As decline began to set in BNP members began to ask questions. They questioned Griffin’s tactics. They questioned his commitment to core principles – some traditionalists felt he had moved away from those great fictions that have sustained “nationalist” ideology in the UK since the Second World War whilst some of the newer recruits feared he was still old guard at heart. Most of all, they questioned his financial probity. Talk abounded of large sums of money unaccounted for, dodgy deals, debts not honoured, employees not paid and all manner of other irregularities.

A common by-product of the disputes that beset the BNP during its later days of decline was the emergence of leadership challenges. Chris Jackson, Colin Auty, Eddy Butler, Andrew Brons – all of them tried, failed – and ended up outside of the party in short order. Nick Griffin, as the far-right itself, has never done “ordinary” leadership contests in which the best person wins and the other shakes hands and lends his or her full support to the victor. For as long as I can remember, every leadership challenge in the recent history of the far-right has resulted in expulsions, resignations and bitter recriminations.

As the BNP’s star has faded with the emergence to major prominence of UKIP which, despite its undisputed commitment to democratic traditions, casts its net wide enough to enable it to embrace most erstwhile far-righters, so my own interest in keeping a watchful eye on the BNP and other far-right groups has mellowed. Nevertheless I have been periodically following with voyeuristic interest the fortunes of what very little is left of the BNP, from the moment when Griffin “stepped down” to make way for one Adam Walker (whom I’ve never met, but from his track record he seems none too bright) to his inevitable expulsion.

My amusement derives from the fact that Nick Griffin’s BNP career has ended in precisely the same manner as that of every one of his victims, from his expulsion without a proper hearing to the obligatory whinging about the unfairness of it all.

It is difficult to predict where Nick Griffin will go from here. Much depends on whether, at 55 and with 40 years of flat-out political activity behind him, he has the stomach for beginning all over again.
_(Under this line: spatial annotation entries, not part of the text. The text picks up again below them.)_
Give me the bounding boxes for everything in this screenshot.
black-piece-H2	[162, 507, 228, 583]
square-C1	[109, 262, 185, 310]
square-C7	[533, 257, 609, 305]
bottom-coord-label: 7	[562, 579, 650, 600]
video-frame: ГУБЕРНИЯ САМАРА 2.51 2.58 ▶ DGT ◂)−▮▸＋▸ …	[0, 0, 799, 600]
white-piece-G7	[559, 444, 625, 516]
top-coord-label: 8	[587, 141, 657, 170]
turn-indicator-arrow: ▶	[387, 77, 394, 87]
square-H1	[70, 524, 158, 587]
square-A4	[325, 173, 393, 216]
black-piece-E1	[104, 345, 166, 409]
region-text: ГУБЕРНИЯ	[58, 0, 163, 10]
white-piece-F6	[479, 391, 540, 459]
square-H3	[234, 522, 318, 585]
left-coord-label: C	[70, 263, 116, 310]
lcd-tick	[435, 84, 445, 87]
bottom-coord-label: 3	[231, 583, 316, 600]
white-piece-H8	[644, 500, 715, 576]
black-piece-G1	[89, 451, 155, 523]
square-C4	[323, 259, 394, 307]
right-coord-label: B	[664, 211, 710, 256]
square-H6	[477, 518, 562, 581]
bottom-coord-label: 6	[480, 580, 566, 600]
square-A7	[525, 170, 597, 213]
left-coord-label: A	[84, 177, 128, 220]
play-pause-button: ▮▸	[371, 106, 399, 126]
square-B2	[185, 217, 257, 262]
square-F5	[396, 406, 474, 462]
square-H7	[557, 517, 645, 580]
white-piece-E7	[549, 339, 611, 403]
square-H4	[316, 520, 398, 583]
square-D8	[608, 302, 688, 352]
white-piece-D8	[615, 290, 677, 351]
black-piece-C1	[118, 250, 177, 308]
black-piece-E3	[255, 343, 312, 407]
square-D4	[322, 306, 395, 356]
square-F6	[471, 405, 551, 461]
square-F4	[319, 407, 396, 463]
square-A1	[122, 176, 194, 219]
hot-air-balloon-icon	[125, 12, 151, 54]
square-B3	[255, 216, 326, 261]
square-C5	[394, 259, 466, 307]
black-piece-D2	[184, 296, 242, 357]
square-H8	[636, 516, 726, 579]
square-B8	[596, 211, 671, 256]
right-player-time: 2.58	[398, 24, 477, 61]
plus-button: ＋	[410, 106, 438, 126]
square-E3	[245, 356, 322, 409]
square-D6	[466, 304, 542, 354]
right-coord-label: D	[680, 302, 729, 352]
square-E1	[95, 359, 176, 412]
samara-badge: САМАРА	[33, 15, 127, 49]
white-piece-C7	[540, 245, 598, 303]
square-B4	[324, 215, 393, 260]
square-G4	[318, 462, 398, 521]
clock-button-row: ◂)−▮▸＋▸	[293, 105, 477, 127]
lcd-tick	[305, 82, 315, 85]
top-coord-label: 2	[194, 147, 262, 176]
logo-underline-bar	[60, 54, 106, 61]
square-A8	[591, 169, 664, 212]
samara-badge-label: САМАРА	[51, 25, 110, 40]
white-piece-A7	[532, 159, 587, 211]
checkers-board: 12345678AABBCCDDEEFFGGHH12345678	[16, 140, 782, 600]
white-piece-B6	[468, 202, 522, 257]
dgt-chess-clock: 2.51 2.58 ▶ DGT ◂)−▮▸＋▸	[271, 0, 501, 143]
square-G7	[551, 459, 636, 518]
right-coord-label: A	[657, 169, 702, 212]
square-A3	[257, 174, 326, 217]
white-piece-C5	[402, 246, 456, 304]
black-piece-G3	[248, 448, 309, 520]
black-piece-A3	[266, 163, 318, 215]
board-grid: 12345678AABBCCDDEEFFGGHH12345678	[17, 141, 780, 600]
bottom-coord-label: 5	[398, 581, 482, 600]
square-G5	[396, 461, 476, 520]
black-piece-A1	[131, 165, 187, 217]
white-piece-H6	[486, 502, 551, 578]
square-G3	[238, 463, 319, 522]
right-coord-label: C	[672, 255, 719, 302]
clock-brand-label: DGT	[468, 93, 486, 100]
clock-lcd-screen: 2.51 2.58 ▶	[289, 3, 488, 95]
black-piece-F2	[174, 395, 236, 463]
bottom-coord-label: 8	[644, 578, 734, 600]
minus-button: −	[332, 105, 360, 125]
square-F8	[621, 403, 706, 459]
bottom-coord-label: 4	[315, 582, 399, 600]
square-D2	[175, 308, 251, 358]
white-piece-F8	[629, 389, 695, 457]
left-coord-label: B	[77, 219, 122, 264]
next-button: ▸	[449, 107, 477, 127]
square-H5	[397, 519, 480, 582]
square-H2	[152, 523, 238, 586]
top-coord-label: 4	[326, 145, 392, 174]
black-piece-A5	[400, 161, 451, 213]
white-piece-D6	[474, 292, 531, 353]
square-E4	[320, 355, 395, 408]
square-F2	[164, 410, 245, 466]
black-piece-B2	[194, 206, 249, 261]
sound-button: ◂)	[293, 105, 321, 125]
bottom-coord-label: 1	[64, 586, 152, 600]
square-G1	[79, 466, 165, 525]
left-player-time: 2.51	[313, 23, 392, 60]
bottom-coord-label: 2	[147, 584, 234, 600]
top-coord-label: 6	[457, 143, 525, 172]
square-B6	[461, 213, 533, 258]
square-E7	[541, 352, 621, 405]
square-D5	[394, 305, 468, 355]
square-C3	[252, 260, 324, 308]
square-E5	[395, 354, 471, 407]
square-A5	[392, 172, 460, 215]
Maybe he’ll fight for his job back which, with the BNP’s current fortunes, is akin to squabbling over the best seat on the proverbial Titanic. Or maybe he will regard it as a blessing and launch a new project of his own, one more suited to the current UKIP-friendly climate. His traditional support base has not vanished, it has simply relocated to a nicer home. For as long as it exists, it has the potential to return to the far-right if it gets its act together and the “moderate” UKIP fails to maintain momentum. To get rid of it for good we need to educate, not manipulate.

To some Nick Griffin is the man who almost took racism and fascism into the political mainstream. To others he is a charlatan who has run the BNP in the manner of some two-bit gangster, first cooking up spurious charges and later expelling all his critics within the movement. It is difficult not to see that the folk now running the party who have expelled him for bringing the organisation into disrepute are treading a well-trodden track.